Switzerland-based commodities fund "Tiberius Group" plans on becoming one of several traditional finance firms to try its hand at cryptocurrencies.
Its entry follows a string of offerings from big finance in the crypto space such as Bitcoin Futures, new Crypto Currency Exchanges, and optimism from some of the biggest investment banks in the world. The group, which actively manages investments in commodities such "as energy, industrial metals, precious metals, and agricultural derivatives " made waves today by announcing that they are launching their own cryptocurrency, Tiberius Coin.
The Tiberius Group seems to be trying to avoid the extreme volatility associated with many traditional cryptocurrencies by using commodities so stable, that they are sometimes used to hedge against inflation. The group plans on distributing several different versions of the coin upon launch based on the uses of the underlying metal. One will contain rare metals such as palladium, platinum, and gold. Another will contain copper, tin, and zinc which are extremely common in industrial manufacturing. The third will be backed by aluminum, nickel, and cobalt which are extremely common in automobiles.

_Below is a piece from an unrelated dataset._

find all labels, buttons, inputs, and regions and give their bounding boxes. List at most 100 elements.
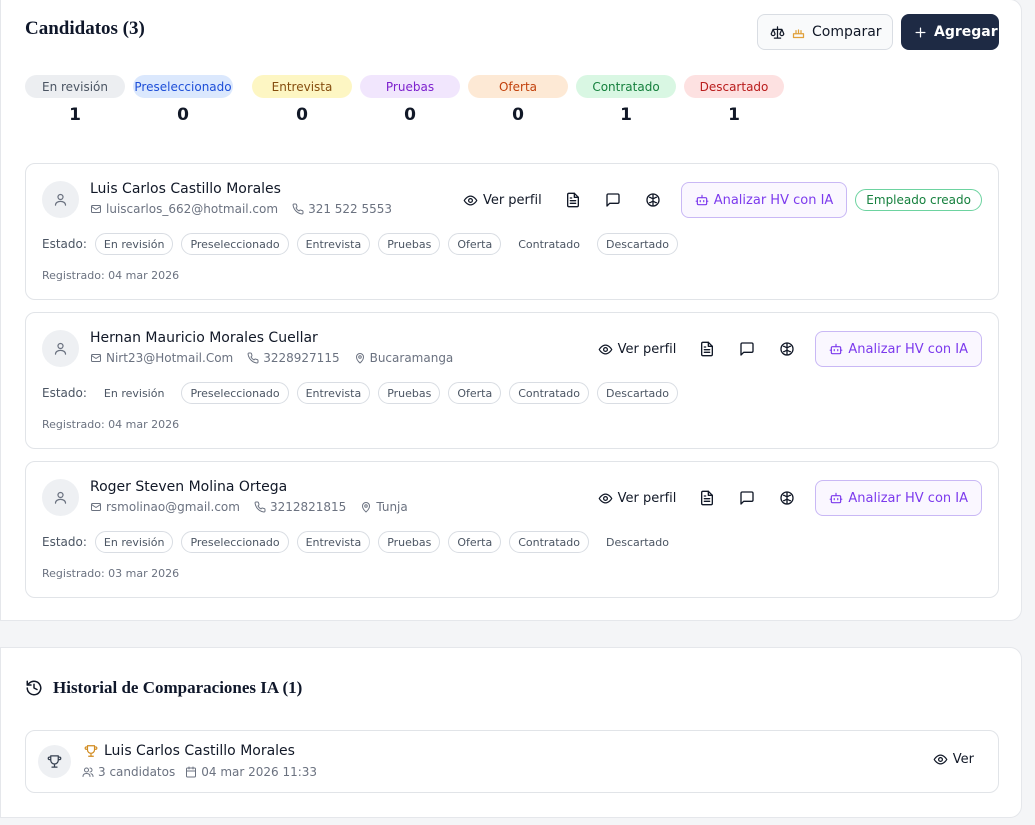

Like most traditional commodities, the metals underpinning the assets will be stored in the warehouses and refineries around the world. The fund's move is part of a growing trend to use cryptocurrencies as marketing and publicity tools, following the steps of Kodak. While the coin surely has serious merit as an investment, the premium some investors anticipate it will trade at due to retail interest could make it untenable for Tiberius' traditional client base: institutional investors. The move is a big one for such a small firm, with current assets under management at around $300 million. Pennies compared to the crypto market which just a few weeks ago was about 3/4 of the way to $1 trillion.
A Growing Trend
Cryptocurrencies backed by real-world products have grown into billion dollar market caps lately with coins like PowerLedger commoditizing power. It's not even the first coin backed by metals, with Russian behemoth Goldmint and Singapore's DigixGlobal with similar product offerings around non-industrial metals space is becoming a fast-growing sector of the exploding cryptocurrency industry.
What differentiates Tiberius Group is the firms' trustworthiness among institutional investors. Unlike many cryptocurrency startups, Tiberius is a mature company with institutional clients, versatile investments, and experienced management.
Finally, the Tiberius Group is planning on meeting all the regulatory requirements of Switzerland before launching, and likely will expand their legal coverage to other countries in the coming months.
The firm also nodded at launching more currencies backed by single metals, or multiple metals in the near future. Either way, many investors feel this firm's foray into cryptocurrency represents the tip of the iceberg as more investment banks rush into the space.